New Delhi: Two recent orders of the Jammu and Kashmir (J&K) High Court foregrounding the protection of life and liberty and the right to freedom of speech and expression while granting bail to one Kashmiri journalist and quashing the preventive detention order of another offered some reprieve for beleaguered journalists in the union territory, but there is little sign the State will embrace the letter and spirit of the pronouncements.

Indeed, on the same day as the second of the two orders was reported,

J&K’s director general of police, R R Swain warned “people who write” not to “hide” behind the right to freedom of speech.

Kashmiri journalist Sajad Gul was 26 years old when he was slapped with a preventive detention order by the J&K police on 14 January 2022. This was nine days after he had already been arrested for sharing on social media a video of a slain militant’s family shouting slogans against India and, crucially, one day before he received bail in the matter.
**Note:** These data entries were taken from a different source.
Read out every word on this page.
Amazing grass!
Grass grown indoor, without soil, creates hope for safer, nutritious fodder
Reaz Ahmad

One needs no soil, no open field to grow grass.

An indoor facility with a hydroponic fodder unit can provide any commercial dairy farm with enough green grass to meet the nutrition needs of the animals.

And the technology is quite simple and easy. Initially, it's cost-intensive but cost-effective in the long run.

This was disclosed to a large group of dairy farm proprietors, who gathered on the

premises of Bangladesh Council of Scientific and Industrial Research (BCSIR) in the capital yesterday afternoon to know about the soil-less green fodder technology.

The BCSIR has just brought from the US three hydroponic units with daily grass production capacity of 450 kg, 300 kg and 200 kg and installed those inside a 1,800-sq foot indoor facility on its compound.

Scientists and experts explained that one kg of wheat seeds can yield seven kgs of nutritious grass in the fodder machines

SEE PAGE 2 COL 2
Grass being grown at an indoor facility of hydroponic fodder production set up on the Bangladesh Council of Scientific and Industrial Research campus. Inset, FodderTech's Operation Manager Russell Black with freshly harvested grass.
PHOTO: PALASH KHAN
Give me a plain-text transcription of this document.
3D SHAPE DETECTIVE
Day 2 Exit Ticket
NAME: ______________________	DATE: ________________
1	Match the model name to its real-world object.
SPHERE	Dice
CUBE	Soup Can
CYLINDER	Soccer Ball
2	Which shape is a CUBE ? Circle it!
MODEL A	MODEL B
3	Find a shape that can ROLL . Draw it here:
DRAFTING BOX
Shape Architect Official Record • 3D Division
His lawyer would argue the State detained him under the Jammu and Kashmir Public Safety Act (PSA), 1978 to keep him from getting out of jail, a common refrain of journalists and activists slapped with multiple cases since the Bharatiya Janata Party came to power almost ten years ago, and India’s global press freedom ranking has plummeted to 161 out of 180 countries.
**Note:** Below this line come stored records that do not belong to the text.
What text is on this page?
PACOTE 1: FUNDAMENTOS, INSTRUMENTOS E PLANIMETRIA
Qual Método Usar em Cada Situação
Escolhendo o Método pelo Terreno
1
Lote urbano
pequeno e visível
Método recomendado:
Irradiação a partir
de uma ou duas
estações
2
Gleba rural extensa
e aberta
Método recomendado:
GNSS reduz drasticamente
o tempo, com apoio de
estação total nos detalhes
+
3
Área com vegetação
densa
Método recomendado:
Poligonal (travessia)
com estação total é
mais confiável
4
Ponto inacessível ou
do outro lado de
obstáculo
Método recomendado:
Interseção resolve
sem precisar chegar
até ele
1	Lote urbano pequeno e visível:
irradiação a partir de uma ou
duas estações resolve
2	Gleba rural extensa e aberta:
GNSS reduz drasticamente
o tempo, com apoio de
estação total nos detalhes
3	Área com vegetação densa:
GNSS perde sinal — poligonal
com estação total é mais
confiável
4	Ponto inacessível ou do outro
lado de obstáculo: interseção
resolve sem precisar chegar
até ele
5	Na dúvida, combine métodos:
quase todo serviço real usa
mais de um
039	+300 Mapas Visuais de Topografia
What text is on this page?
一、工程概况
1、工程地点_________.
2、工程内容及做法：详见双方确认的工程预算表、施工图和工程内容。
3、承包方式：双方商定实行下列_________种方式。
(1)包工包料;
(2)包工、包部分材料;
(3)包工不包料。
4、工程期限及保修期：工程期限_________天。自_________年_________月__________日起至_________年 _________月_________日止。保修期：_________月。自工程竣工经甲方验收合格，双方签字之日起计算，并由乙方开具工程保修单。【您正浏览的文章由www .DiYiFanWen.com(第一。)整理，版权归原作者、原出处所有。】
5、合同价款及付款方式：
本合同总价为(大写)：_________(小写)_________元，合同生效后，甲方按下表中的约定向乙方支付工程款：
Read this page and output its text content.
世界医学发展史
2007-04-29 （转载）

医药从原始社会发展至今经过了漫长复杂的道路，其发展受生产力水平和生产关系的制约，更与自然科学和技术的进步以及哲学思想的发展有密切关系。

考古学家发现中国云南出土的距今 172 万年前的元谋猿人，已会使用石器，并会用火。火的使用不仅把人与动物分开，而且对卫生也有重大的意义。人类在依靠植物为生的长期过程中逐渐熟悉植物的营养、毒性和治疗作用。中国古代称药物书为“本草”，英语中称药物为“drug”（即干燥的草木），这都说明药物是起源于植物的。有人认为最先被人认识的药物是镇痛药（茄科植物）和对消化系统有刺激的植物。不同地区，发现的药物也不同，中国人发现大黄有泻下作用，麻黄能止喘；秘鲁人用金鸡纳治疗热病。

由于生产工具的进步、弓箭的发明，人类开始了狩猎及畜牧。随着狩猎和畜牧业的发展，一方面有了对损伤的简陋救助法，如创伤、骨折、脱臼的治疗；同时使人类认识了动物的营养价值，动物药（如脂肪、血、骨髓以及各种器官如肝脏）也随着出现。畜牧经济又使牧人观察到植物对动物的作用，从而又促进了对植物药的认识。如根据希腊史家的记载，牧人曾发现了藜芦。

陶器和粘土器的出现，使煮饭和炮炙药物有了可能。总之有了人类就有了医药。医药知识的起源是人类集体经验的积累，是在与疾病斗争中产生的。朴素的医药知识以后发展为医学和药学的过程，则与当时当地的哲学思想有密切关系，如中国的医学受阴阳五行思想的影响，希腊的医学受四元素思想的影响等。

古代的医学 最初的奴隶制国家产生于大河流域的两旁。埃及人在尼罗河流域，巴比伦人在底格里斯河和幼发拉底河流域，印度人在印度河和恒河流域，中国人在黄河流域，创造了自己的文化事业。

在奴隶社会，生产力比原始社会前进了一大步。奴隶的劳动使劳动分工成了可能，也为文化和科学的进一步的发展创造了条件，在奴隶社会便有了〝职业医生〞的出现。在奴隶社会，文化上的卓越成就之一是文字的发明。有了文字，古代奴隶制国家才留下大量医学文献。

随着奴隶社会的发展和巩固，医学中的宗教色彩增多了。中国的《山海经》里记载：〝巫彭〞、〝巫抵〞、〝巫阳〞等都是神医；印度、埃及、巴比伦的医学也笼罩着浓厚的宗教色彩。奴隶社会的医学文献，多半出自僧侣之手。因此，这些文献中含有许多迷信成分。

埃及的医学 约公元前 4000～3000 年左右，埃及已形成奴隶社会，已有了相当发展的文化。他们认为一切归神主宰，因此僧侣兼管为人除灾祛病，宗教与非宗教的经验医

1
On 9 November 2023, just two months short of the two years that the draconian PSA allows for a person to be jailed without a trial, the chief justice of the High Court of Jammu & Kashmir and Ladakh, N Kotiswar Singh, and Justice M A Chowdhary said a  detention order based on “such vague grounds” could not be sustained. They found the detaining authority had not applied its mind, there was no specific instance of his write-ups or posts being prejudicial to the State’s security, and detaining critics was an abuse of the preventive law.
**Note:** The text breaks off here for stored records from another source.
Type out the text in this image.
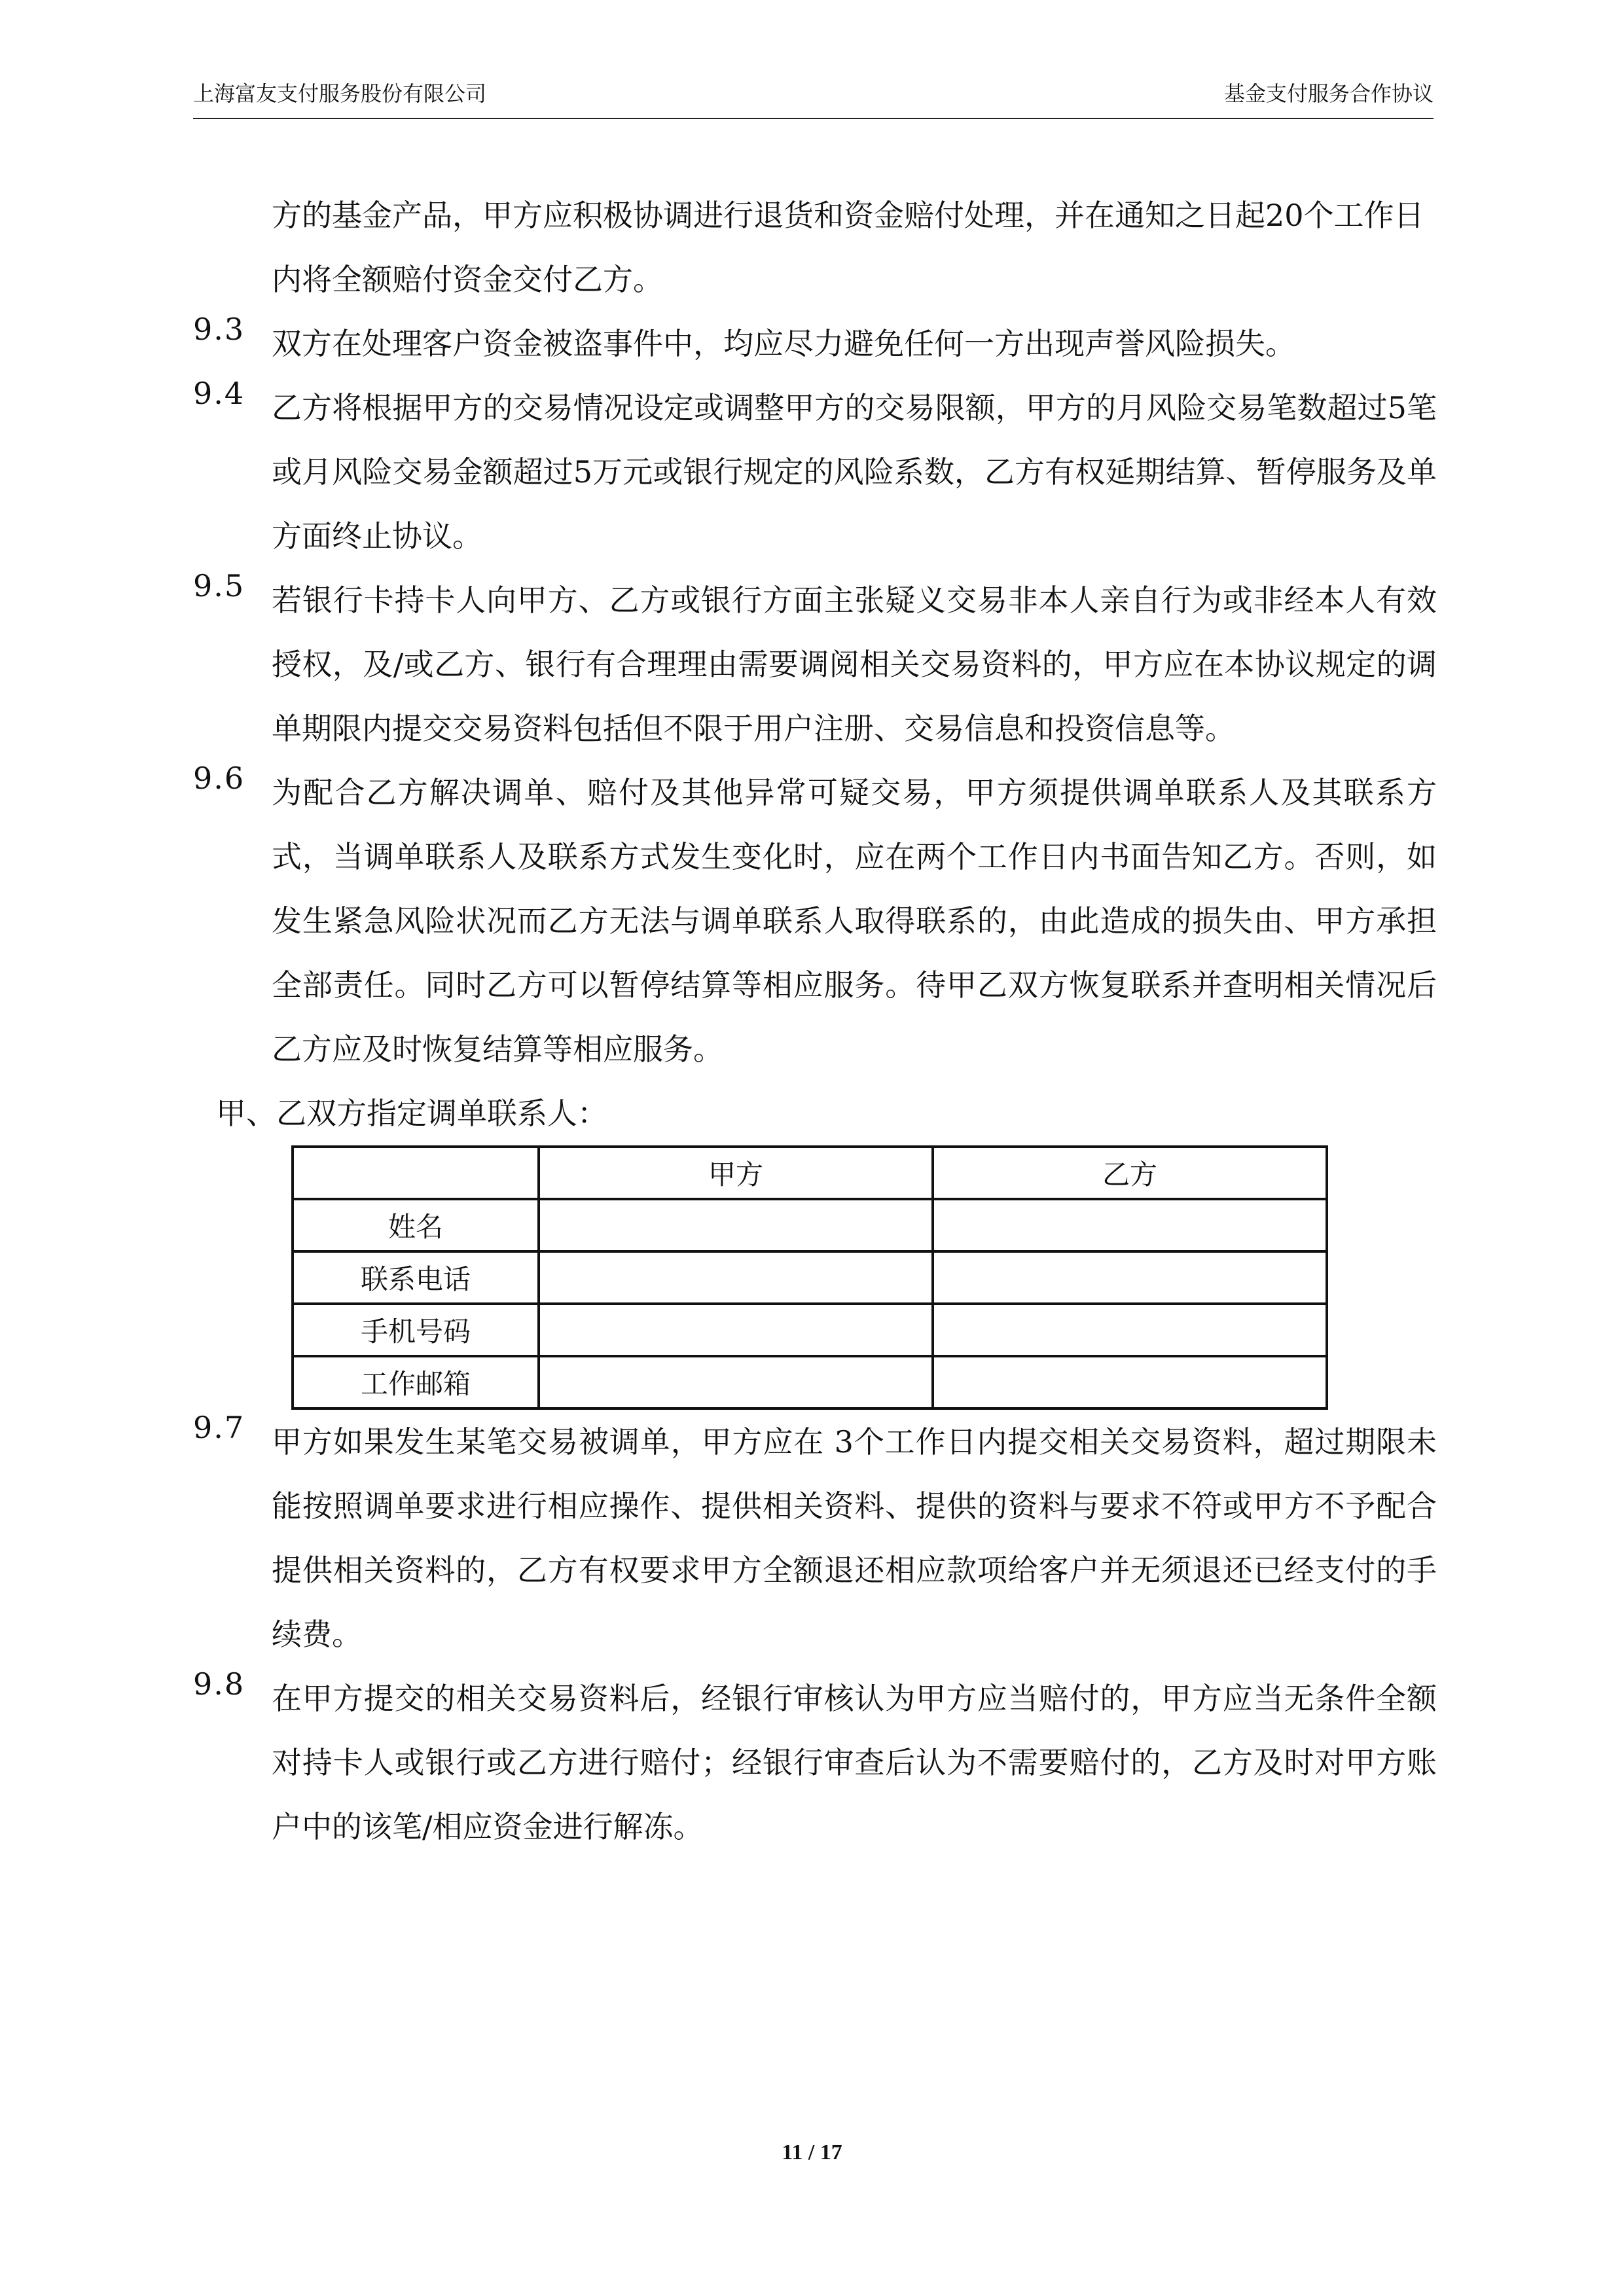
上海富友支付服务股份有限公司	基金支付服务合作协议

方的基金产品，甲方应积极协调进行退货和资金赔付处理，并在通知之日起20个工作日内将全额赔付资金交付乙方。

9.3 双方在处理客户资金被盗事件中，均应尽力避免任何一方出现声誉风险损失。
9.4 乙方将根据甲方的交易情况设定或调整甲方的交易限额，甲方的月风险交易笔数超过5笔或月风险交易金额超过5万元或银行规定的风险系数，乙方有权延期结算、暂停服务及单方面终止协议。
9.5 若银行卡持卡人向甲方、乙方或银行方面主张疑义交易非本人亲自行为或非经本人有效授权，及/或乙方、银行有合理理由需要调阅相关交易资料的，甲方应在本协议规定的调单期限内提交交易资料包括但不限于用户注册、交易信息和投资信息等。
9.6 为配合乙方解决调单、赔付及其他异常可疑交易，甲方须提供调单联系人及其联系方式，当调单联系人及联系方式发生变化时，应在两个工作日内书面告知乙方。否则，如发生紧急风险状况而乙方无法与调单联系人取得联系的，由此造成的损失由、甲方承担全部责任。同时乙方可以暂停结算等相应服务。待甲乙双方恢复联系并查明相关情况后乙方应及时恢复结算等相应服务。
甲、乙双方指定调单联系人：
	甲方	乙方
姓名		
联系电话		
手机号码		
工作邮箱		
9.7 甲方如果发生某笔交易被调单，甲方应在 3个工作日内提交相关交易资料，超过期限未能按照调单要求进行相应操作、提供相关资料、提供的资料与要求不符或甲方不予配合提供相关资料的，乙方有权要求甲方全额退还相应款项给客户并无须退还已经支付的手续费。
9.8 在甲方提交的相关交易资料后，经银行审核认为甲方应当赔付的，甲方应当无条件全额对持卡人或银行或乙方进行赔付；经银行审查后认为不需要赔付的，乙方及时对甲方账户中的该笔/相应资金进行解冻。
11 / 17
The news of the quashing broke on 18 November, the day after the high court granted bail to Fahad Shah, another Kashmiri journalist who was arrested on 4 February 2022, a month after Gul, and subsequently arrested in four cases—three of them under India’s anti-terror law, the Unlawful Activities Prevention Act, 1967, and slapped with a PSA order as well.

In the two years since his arrest, Shah, the editor of the independent news outlet The Kashmir Walla, received bail in three cases. The PSA order against him was quashed in March this year by Justice Wasim Sadiq Nargal for reasons that would be echoed in the quashing of Gul’s order—non-application of mind and “vague and bald assertions” by the State.

The case in which Shah received bail this month was registered by the National Intelligence Agency (NIA) in April 2022 in connection with an article that was published more than ten years earlier in November 2011 in The Kashmir Walla, a fledgling magazine that Shah, then 21 years old, was trying to build.

The State alleged this “seditious” and “highly provocative” article, ‘The shackles of slavery will break’, written by Abdul Ala Fazili, a research fellow at Kashmir University at the time, “intended to create unrest” incite young men to be violent and “led to an increase in terrorism and unlawful activities”.

Article 14’s examination of the police case in June after sessions judge Ashwani Kumar Sharma of the NIA court in Jammu rejected bail and framed charges under the UAPA against Shah showed the police case to be an exercise in assumptions with no evidence that the article in question had led to an increase in terrorism of unlawful activities in the region, where a violent Pakistan-backed insurgency had been raging since the early nineties.